Der Blockbuster „Barbie“ erregt die Gemüter. Teils so heftig, dass man sich fragt, ob dem Film nicht mehr zugemutet wird, als er kann und will.

In „Barbie“ wählt die titelgebende Puppe, gespielt von Margot Robbie, ein Leben als Mensch Foto: Warner Bros. Pictures

Pink knallt, und die „Barbiecore“-Mode scheint den Trend zum Quietschigen auf neue Höhen zu treiben. Dabei gilt Pink traditionell als kalte Farbe, was sogar beruhigend wirken sollte, anders als das aggressiv warme Gelb. Greta Gerwigs Spielfilm „Barbie“, der seit einer Woche für volle Kinos sorgt, schwelgt in rosa, pink und lila gehaltenen Tönen. Einige Reaktionen fallen dennoch weniger entspannt als vielmehr heftig aus.

Eigentlich zählt der Film zur selben Kategorie wie die Lego- und Playmobil-Kinobeiträge, in denen Kinderspielzeuge als Figuren in Szene gesetzt werden. Bei diesen gibt es stets eine Kooperation mit den fraglichen Firmen, ein Reklamecharakter gehört zum Leinwanderlebnis dazu.

Dass der „Barbie“-Film die Medien jetzt zum Dauereinsatz anregt, während andere Spielzeugfilme allenfalls kurze Zeit etwas Aufmerksamkeit abbekommen, hat mit einem Reizwort zu tun, das der Film, der in den USA im Übrigen erst ab 13 Jahren empfohlen ist, während ihn hierzulande schon 6-Jährige gucken können, wie eine Monstranz vor sich herträgt: „Feminismus“.

In Barbieland regieren die Barbies, die Kens spielen als deren männliche Ergänzungen eine untergeordnete Rolle, daher „Barbie und Ken“ und nicht umgekehrt. Radikal oder subversiv ist das nicht, wie schon in unserer Besprechung zum Kinostart zu lesen war.

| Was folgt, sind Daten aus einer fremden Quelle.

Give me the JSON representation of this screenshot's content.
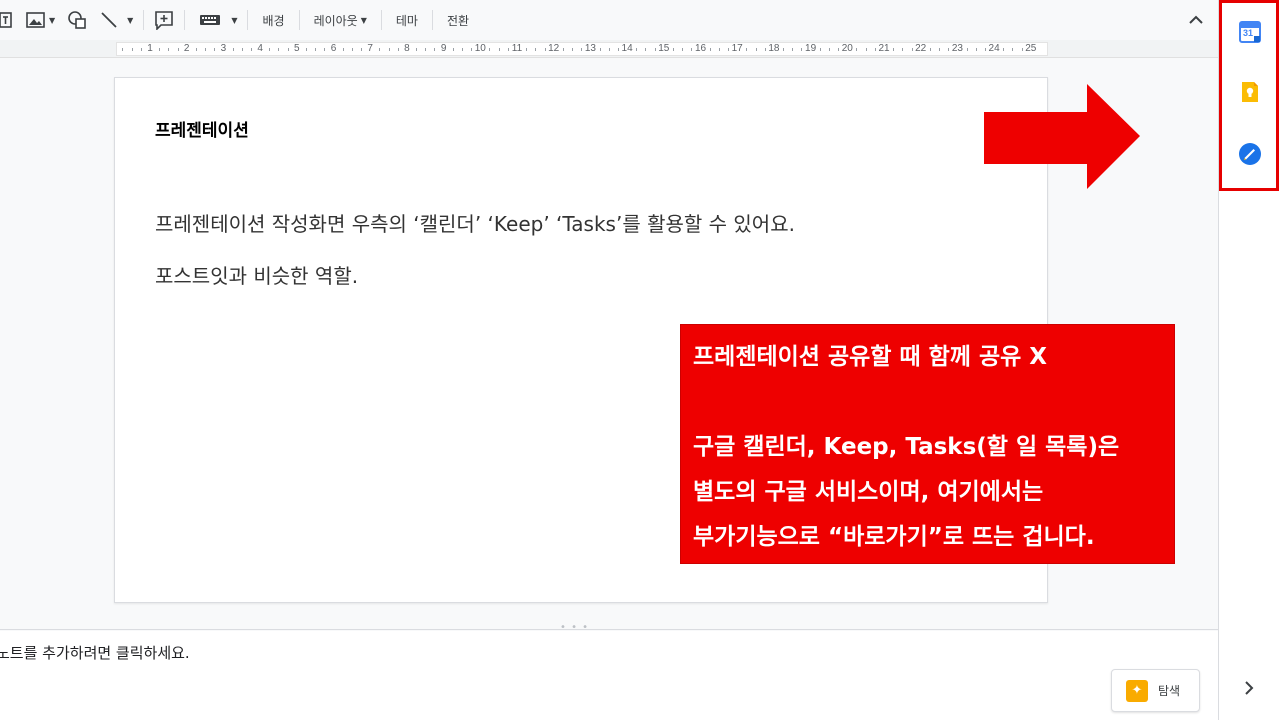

Pop-Aneignungen von Barbie sind nicht neu

Die Frage ist, wie schlimm man das finden muss. Über Pop-Aneignungen von Barbie wie bei der Rapperin Nicki Minaj entstand seinerzeit schließlich auch keine erregte Debatte. Greta Gerwig dürfte sich des kommerziellen Kompromisses, den sie eingegangen ist, bewusst gewesen sein, sie nimmt sich einfach die Freiheit, eine Puppe mit fragwürdigen Körpermaßen durch ihre Hauptdarstellerin Margot Robbie souverän zum Leben zu erwecken.

Ein bisschen ist es wie bei Pinocchio, der sich durch Feen­zauber von einer Ma­rio­net­te in ein Kind verwandelt. Barbie aber entscheidet sich selbst, aus dem paradiesischen Barbieland in die echte Welt zu wechseln und zum sterblichen Menschen mit Leib aus Fleisch und so zu werden. Ein unerwarteter Entwicklungsroman, ein unterhaltsamer dazu. Kein ernster Grund zur Aufregung.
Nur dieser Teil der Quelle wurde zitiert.